All of this meant that he could take a somewhat sanguine view of what he took to be the posturing of Churchill and Roosevelt. Stalin, at the great conferences of Tehran and then Yalta, spoke little. But he spoke to the point. And he was always consistent in his aims – to keep Eastern Poland (and the Baltic States) within the Soviet Union and to ensure ‘friendly’ nations on the border of the Soviet Union. As a result of this focus – and the fact that the Red Army by the end of the war occupied this territory – he got what he wanted. It didn’t matter to him that he ‘broke’ ‘promises’ made at Yalta about free elections in Poland after the war. In fact, he was probably surprised when Western leaders protested at his actions. He would have thought that as great leaders they would have understood that his ‘promises’ were mere rhetoric.
And we should have some small sympathy for Stalin’s view, since both Churchill – in his notorious ‘percentages’ conversation in Moscow in October 1944 – and Roosevelt – by his obvious desire at Yalta and Tehran not to discuss in detail the borders of Eastern Europe – had shown that they were not averse to talking about ‘spheres of influence’ in post-war Europe (this despite Roosevelt’s attempt to tell Congress after Yalta that the conference had seen an end to such talk).
‘In the Tehran and Yalta conferences, the spheres of interests were divided between the allies,’ says Russian historian Dr Kirill Anderson, ‘and what was later called Eastern Europe became part of the Soviet sphere of interests. Of course, there had to be regimes [there] that were close to the Soviet Union.

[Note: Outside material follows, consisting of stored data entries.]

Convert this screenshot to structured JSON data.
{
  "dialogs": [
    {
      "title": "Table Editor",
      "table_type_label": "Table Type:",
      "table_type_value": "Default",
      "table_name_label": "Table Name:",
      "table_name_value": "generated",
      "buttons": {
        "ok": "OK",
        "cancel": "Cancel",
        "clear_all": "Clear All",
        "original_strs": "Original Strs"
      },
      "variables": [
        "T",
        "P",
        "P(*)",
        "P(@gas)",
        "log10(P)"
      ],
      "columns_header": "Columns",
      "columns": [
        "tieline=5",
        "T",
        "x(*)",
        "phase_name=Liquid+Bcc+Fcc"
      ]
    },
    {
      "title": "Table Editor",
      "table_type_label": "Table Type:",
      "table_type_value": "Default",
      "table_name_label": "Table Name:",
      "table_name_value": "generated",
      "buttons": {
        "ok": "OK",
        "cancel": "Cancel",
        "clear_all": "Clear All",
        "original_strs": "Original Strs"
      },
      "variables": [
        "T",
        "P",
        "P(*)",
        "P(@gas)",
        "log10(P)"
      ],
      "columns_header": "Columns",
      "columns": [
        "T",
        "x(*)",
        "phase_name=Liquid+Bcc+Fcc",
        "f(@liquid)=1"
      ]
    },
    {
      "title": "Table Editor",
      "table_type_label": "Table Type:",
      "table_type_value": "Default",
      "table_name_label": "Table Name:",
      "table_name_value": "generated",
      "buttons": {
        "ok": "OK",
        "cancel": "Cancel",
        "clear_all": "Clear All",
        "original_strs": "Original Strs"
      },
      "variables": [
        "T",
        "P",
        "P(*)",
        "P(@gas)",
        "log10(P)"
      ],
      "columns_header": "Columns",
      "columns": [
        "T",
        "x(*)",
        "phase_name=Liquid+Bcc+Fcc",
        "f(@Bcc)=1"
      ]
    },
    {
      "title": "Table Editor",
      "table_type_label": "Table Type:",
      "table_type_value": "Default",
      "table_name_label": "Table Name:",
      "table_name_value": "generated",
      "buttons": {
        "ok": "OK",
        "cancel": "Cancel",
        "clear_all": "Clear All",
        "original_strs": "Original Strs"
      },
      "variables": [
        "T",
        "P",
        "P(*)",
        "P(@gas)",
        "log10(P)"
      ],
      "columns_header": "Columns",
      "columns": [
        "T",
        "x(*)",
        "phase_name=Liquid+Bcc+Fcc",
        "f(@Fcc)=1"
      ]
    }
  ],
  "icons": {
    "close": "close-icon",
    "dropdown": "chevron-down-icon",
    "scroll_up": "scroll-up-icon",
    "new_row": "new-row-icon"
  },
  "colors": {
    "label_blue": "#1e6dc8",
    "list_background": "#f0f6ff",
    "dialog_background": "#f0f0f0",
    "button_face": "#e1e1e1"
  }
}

But that happened gradually.’
Contrary to popular belief, Stalin did not immediately try to ‘Communise’ the countries of Eastern Europe occupied by the Red Army at the end of the war – he was playing a much more sophisticated game. ‘Stalin plans for an Eastern Europe that is subject to Soviet influence,’ says Professor Robert Service. ‘That’s not the same as an Eastern Europe that’s fully Communised, but it does mean that Communist political influence is going to be very strong in those countries. He plays his cards very carefully in 1945 and 1946, turning those countries into countries that cannot say no to the Soviet Union, but they’re not yet Communist… It’s only when the Marshall Plan is introduced by the Americans in 1947 that he takes this enormous gamble of fully Communising all of those countries. He feels he’s got nothing to lose. And the Americans don’t respond. Because the Soviet presence in Eastern Europe is by then fairly consolidated and they would have had to have said to American people: now there has to be a Third World War.’
All of which leaves us with the perennial question – what was Stalin’s role in the chain of causation which lead to the Cold War? And the answer Dr Kirill Anderson gives is clear: ‘A Cold War is like an argument in a communal flat. Everybody is guilty. To an extent the situation became more difficult when Roosevelt died. If he hadn’t died, perhaps the Cold War as we knew it wouldn’t have taken place. Truman had a completely different personality, he had an open conflict with the Soviet Union, and Churchill sided with him. American Generals thought that with the end of the war there would be a different relationship with the Soviets – well everybody had his own piece of guilt in the origin of the Cold War - Stalin himself, Truman and Churchill too.’
Stalin died in March 1953 – at the height of the Cold War he had helped create. And he died as he had lived. Friendless, paranoid and possessed of the bleakest view of the human condition imaginable.